I'm knocking together a generator that makes just as little sense, but has more flexible grammar. So, let's start from the basics:
The collection of wrists consumes cats; a volcano consumes cats. The couple of machines consumes cats, for a team of screens consumes cats. A series of hurricanes consumes cats. Couples of cables consume cats, and teams of thieves consume cats.
Though rocks consume cats, mobs of disks consume cats. A collection of defects consumes cats; a team of ideas consumes cats. Teams of families consume cats; libraries consume cats. The defect consumes cats, but the collection of keyboards consumes cats. A border consumes cats; a wish consumes cats. Though the labourer consumes cats, arbitrators consume cats.

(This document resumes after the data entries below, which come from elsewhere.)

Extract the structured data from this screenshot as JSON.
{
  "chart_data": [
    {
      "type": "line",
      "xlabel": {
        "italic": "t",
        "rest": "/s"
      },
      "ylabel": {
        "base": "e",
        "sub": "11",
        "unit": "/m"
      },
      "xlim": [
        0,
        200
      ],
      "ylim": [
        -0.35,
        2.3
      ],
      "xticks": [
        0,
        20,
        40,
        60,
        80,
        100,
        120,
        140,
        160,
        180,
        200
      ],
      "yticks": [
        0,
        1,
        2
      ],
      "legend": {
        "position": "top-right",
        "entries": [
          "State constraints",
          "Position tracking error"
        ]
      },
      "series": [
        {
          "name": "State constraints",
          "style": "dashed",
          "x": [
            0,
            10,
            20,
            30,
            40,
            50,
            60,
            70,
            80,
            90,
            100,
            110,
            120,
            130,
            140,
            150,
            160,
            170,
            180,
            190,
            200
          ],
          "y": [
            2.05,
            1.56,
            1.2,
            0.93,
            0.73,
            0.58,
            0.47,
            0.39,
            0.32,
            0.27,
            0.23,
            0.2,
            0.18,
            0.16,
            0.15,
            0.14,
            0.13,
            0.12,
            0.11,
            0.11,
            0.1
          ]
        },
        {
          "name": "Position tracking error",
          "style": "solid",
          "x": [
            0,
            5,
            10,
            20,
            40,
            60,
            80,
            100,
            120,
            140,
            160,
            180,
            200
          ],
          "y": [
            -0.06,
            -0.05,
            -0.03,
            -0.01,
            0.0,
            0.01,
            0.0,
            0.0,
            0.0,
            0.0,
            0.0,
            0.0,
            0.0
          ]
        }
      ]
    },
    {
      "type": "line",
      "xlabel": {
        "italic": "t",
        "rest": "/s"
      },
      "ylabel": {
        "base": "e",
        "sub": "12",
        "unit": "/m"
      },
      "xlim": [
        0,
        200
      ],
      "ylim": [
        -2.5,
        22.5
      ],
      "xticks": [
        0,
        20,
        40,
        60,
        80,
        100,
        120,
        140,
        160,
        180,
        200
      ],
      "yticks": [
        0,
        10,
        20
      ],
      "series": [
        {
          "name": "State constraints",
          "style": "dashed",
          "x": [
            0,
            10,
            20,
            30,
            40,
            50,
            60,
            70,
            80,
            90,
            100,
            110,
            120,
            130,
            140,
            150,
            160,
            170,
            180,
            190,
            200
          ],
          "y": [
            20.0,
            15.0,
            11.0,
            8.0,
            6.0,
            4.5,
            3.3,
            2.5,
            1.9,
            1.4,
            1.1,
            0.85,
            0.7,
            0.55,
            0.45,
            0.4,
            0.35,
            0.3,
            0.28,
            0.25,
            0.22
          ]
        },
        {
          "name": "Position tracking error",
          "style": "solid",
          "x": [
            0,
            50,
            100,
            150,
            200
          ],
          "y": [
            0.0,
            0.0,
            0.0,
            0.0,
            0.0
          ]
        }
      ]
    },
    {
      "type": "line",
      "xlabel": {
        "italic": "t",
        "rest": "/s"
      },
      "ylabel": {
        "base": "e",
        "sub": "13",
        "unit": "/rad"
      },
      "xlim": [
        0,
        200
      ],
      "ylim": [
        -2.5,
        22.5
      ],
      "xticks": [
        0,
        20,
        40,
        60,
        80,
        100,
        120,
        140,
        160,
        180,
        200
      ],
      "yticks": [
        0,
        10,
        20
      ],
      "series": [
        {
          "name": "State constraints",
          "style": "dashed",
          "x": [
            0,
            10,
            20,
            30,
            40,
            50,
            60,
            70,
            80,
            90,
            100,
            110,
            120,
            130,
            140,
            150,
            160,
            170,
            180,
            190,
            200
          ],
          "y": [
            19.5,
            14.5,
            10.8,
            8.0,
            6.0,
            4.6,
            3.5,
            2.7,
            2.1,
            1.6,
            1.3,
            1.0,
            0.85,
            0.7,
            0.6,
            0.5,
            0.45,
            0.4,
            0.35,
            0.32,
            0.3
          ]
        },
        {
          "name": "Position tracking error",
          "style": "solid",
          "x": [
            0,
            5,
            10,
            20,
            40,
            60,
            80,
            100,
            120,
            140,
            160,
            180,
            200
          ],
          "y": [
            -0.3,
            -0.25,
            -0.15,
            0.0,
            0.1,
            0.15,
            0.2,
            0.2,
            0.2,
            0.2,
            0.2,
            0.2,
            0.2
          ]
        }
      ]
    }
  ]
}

Glaciers consume cats, so geysers consume cats. Collections of stars consume cats, for couples of companies consume cats. Avocations consume cats; a swarms of readers consumes cats. Alpaca consume cats; swarms of jungles consume cats.
Groups of afternoons consume cats, yet the group of institutions consumes cats. The boundary consumes cats. As the couple of elephants consumes cats, collections of depositions consume cats. Couples of guitars consume cats, and a series of incorporations consumes cats. Even if the horde of cats consumes cats, hordes of fifes consume cats. Unless the canoe consumes cats, activities consume cats. The team of secrets consumes cats.
I haven't worked on the predicates nor the fluff yet (which is why everything seems to consume cats), but this new structure seems to handle the subjects much better, and also boasts more sentence variety. Any English majors here to rip this apart?
Most of these sentences should be using 'consume', not 'consumes'. And as for sentence variety, well...
Are you using Word Net:
http://wordnet.princeton.edu/But sense is not a goal. To the contrary, sense is unwanted in my endeavours. It ruins the randomness of it.
I'm pretty sure verb inflection is correct, because the computer does it better than I. I'm using standard grammar in my area when I say "a horde of cats consumes cats", because "horde" is singular and that is the subject. I'm aware that Texans, Alabamans, Mississippians, Nevadans, etc. may consider the subject to be plural because it is collective.
You're correct. I wasn't looking at it closely enough. However, I don't understand why sense is unwanted.
This is what happens when sense is employed:
A passenger wields an umbrella. The programmer plays a piano. A father eats the mother. A narwhal resides in a jungle. A person wields the stone. The man wields the sable.
The minister eats the kangaroo. The woman eats a kangaroo. The ghost wields the sword.
There is less variety than I would want.